AGTR1 Protein Expression Analysis
AGTR1 antagonist and AGTR2 agonist caused an increase in AGTR1 protein expression (63% and 45%, respectively) compared to the control group. AGTR1 antagonists increased the AGTR1 protein level by 18% more than AGTR2 agonists. Co-administration of AGTR1 antagonist+AGTR2 agonist resulted in a 42% increase in AGTR1 protein expression compared to the control group (Figure 5).
Hcy 500 μM administration also increased AGTR1 by 33% compared to control. Hcy+AGTR1 antagonist administration reduced the AGTR1 protein level by 60% compared to the Hcy treated group. Compared to the Hcy group, AGTR1 protein level decreased by 12% in co-administration of Hcy+AGTR2 agonist. Compared with the Hcy group, the Administration of Hcy+AGTR1 antagonist resulted in a 48% greater reduction in AGTR1 protein level than co-administration of Hcy+AGTR2 agonist (Figure 5).
AGTR1 protein expression decreased by 19% in the Hcy+AGTR1 antagonist+AGTR2 agonist group compared to the Hcy-treated group (Figure 5).

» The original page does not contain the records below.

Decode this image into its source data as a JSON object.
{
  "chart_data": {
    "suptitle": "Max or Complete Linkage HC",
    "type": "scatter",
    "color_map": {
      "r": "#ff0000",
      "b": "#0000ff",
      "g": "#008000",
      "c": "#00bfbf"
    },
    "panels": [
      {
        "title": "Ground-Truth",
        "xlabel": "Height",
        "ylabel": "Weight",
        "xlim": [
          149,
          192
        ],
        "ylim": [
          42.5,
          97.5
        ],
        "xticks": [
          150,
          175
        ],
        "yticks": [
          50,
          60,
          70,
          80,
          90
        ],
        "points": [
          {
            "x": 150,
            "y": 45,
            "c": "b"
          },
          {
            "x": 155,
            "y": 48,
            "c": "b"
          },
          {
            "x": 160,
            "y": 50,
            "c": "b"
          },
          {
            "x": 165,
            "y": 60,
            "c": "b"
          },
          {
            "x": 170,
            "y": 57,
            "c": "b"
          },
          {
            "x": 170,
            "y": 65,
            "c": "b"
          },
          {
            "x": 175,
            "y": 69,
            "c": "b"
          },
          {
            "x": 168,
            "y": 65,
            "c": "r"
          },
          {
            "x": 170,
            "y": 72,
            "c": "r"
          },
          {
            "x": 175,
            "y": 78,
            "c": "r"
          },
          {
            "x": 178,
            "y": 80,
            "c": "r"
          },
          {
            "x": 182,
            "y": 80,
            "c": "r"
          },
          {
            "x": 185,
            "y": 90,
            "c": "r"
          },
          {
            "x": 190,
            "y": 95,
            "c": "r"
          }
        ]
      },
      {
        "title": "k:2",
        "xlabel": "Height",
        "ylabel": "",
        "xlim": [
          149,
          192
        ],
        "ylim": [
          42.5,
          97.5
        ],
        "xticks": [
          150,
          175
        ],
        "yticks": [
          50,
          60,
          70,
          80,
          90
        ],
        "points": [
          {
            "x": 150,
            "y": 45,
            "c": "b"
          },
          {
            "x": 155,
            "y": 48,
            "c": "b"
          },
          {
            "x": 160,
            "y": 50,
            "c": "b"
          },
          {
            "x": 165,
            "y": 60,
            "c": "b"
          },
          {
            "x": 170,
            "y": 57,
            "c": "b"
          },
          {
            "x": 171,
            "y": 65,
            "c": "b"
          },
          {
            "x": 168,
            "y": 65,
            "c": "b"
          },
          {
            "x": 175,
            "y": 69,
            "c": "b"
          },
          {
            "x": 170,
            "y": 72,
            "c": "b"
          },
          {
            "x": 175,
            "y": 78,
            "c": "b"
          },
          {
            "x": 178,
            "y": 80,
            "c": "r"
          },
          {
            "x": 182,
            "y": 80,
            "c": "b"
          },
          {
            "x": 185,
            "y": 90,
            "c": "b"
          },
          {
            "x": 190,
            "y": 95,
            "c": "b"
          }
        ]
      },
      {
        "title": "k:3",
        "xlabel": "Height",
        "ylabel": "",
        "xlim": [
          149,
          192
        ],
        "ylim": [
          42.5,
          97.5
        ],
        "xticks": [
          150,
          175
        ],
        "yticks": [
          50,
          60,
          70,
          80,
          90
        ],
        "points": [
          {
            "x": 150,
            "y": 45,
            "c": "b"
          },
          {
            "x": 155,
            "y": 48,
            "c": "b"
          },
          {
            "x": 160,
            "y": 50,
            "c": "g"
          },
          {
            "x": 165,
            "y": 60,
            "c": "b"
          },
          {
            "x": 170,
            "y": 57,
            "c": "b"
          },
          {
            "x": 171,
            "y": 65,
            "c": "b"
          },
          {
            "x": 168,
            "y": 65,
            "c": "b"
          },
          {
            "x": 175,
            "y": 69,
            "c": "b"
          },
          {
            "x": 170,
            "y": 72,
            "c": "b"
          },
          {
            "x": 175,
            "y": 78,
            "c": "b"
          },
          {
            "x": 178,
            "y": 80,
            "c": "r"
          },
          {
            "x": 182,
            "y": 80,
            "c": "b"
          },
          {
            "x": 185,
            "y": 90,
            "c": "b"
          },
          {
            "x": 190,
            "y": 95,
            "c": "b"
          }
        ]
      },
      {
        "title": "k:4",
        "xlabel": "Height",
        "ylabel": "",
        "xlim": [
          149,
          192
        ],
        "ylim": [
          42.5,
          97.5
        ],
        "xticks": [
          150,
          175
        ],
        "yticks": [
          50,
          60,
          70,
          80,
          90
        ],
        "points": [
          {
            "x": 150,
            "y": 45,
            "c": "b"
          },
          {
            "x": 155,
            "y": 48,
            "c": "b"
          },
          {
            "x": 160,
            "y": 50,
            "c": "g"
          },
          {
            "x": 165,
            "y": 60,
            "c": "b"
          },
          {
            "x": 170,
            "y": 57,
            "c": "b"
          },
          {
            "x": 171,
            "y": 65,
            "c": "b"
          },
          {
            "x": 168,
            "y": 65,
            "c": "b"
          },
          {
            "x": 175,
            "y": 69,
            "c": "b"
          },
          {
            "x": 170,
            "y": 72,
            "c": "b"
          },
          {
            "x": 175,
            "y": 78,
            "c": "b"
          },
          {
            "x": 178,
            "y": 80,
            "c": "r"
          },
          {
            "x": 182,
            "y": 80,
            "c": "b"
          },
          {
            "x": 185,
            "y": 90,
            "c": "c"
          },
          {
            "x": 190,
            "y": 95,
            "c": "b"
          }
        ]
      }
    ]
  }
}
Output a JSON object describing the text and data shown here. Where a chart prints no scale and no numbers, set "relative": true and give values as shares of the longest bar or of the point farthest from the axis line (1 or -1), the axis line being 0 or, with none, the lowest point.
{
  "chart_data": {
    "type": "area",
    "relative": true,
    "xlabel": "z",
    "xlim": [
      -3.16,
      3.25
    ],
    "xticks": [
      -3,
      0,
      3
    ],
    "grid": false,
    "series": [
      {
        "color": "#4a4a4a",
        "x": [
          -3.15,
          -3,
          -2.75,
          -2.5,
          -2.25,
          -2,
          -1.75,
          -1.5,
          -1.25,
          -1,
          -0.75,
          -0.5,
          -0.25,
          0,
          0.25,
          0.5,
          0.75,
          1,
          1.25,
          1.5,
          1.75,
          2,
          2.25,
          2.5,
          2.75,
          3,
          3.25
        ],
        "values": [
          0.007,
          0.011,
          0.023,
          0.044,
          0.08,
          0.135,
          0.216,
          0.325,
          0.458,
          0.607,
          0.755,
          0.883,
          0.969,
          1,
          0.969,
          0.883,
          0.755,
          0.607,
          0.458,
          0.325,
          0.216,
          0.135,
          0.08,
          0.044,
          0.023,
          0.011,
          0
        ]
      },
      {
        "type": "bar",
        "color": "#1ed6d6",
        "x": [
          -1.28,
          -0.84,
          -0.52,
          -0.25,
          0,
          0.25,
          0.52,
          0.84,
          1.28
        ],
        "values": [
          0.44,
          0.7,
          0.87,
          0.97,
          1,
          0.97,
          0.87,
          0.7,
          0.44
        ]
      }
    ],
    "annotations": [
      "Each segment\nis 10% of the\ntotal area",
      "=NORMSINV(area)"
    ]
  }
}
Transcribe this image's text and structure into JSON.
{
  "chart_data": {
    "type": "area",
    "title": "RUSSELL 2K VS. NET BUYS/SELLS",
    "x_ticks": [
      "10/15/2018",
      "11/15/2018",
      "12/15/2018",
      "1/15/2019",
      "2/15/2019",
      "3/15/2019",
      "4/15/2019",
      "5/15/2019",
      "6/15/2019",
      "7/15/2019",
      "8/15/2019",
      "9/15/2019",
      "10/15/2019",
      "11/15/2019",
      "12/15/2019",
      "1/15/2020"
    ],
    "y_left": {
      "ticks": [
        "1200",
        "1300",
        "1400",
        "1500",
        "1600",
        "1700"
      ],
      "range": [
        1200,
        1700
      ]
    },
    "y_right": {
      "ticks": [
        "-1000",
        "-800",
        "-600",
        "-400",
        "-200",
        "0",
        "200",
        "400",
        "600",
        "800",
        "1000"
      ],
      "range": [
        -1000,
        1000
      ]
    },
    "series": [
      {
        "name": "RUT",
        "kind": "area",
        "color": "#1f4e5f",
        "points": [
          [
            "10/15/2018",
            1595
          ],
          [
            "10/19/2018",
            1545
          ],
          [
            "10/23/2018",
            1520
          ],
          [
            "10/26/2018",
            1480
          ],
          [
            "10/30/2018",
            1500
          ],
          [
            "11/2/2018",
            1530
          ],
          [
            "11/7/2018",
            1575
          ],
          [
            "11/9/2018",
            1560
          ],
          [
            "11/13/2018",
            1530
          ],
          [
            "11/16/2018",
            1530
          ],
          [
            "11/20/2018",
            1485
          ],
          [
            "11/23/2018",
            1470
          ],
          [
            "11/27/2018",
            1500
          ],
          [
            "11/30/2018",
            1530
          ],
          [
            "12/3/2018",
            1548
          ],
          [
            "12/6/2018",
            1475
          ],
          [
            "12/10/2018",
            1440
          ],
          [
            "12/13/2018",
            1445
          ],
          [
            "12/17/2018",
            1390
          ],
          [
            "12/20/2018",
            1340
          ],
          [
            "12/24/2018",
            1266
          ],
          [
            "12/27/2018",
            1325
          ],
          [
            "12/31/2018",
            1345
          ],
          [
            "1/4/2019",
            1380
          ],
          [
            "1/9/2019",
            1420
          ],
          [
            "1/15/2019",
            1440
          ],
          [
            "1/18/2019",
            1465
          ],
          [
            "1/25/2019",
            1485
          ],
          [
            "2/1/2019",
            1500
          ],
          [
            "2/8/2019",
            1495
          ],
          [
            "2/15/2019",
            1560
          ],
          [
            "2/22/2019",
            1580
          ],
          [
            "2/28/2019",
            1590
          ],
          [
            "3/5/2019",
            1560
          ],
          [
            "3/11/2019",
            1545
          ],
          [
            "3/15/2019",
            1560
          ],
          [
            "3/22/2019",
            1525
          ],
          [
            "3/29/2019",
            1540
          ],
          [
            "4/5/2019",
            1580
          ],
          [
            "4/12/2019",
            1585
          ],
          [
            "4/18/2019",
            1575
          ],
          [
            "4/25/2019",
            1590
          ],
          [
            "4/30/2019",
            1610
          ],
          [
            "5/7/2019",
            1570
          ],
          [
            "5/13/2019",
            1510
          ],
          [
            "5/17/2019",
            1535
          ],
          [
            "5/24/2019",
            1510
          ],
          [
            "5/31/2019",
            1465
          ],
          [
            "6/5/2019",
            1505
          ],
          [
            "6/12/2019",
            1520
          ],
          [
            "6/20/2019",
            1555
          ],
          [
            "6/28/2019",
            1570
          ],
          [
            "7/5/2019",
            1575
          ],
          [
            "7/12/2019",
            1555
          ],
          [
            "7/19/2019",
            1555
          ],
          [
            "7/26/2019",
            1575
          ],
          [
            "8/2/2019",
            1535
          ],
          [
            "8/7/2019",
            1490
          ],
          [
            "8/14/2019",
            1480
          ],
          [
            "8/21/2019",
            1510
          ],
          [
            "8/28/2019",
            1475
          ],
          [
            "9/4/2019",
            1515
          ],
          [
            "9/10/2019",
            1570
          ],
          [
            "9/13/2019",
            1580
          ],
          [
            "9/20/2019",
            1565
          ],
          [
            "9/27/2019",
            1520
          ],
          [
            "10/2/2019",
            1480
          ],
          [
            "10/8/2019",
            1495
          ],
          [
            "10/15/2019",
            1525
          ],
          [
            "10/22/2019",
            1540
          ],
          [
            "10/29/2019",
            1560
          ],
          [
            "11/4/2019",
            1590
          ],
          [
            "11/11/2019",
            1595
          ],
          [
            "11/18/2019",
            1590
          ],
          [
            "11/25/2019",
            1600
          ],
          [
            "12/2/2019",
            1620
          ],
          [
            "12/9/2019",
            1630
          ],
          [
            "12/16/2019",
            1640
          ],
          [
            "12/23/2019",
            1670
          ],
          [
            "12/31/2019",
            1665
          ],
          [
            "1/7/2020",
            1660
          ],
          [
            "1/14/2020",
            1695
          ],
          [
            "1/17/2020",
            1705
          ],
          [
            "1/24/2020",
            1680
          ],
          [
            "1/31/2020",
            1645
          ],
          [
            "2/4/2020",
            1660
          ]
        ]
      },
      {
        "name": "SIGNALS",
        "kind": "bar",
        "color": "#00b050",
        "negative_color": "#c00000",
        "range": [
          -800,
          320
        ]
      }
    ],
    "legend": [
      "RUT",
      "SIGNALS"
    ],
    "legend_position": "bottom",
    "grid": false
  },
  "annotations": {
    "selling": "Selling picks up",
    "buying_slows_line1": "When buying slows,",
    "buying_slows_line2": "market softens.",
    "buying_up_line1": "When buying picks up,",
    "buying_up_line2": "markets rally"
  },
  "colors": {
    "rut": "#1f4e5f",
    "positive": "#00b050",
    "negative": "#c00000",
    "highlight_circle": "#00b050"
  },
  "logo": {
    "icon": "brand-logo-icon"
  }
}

AGTR2 Protein Expression Analysis
It was determined that AGTR2 protein expression was increased 23% in the AGTR1 antagonist group and 21% in the AGTR2 agonist group compared to the control group. When the AGTR1 antagonist and AGTR2 agonist groups were compared, no significant difference was found between their effects on AGTR2 protein expression compared to the control group. Co-administration of AGTR1 antagonist+AGTR2 agonist did not produce a significant difference (4% reduction) in AGTR2 protein level compared to control (Figure 6).
Figure 6: Western blot analysis and corresponding bar graph representation of the effect of Hcy (500 μM), AGTR1 antagonist (Olmesartan 100 μM) and AGTR2 agonist (CGP42112A, 10 μM) on AGTR2 protein expression of VSMC. Values are mean ± SEM. * Compared to the control group; # Compared to hcy group (n = 3 for each age group). Hcy: homocysteine.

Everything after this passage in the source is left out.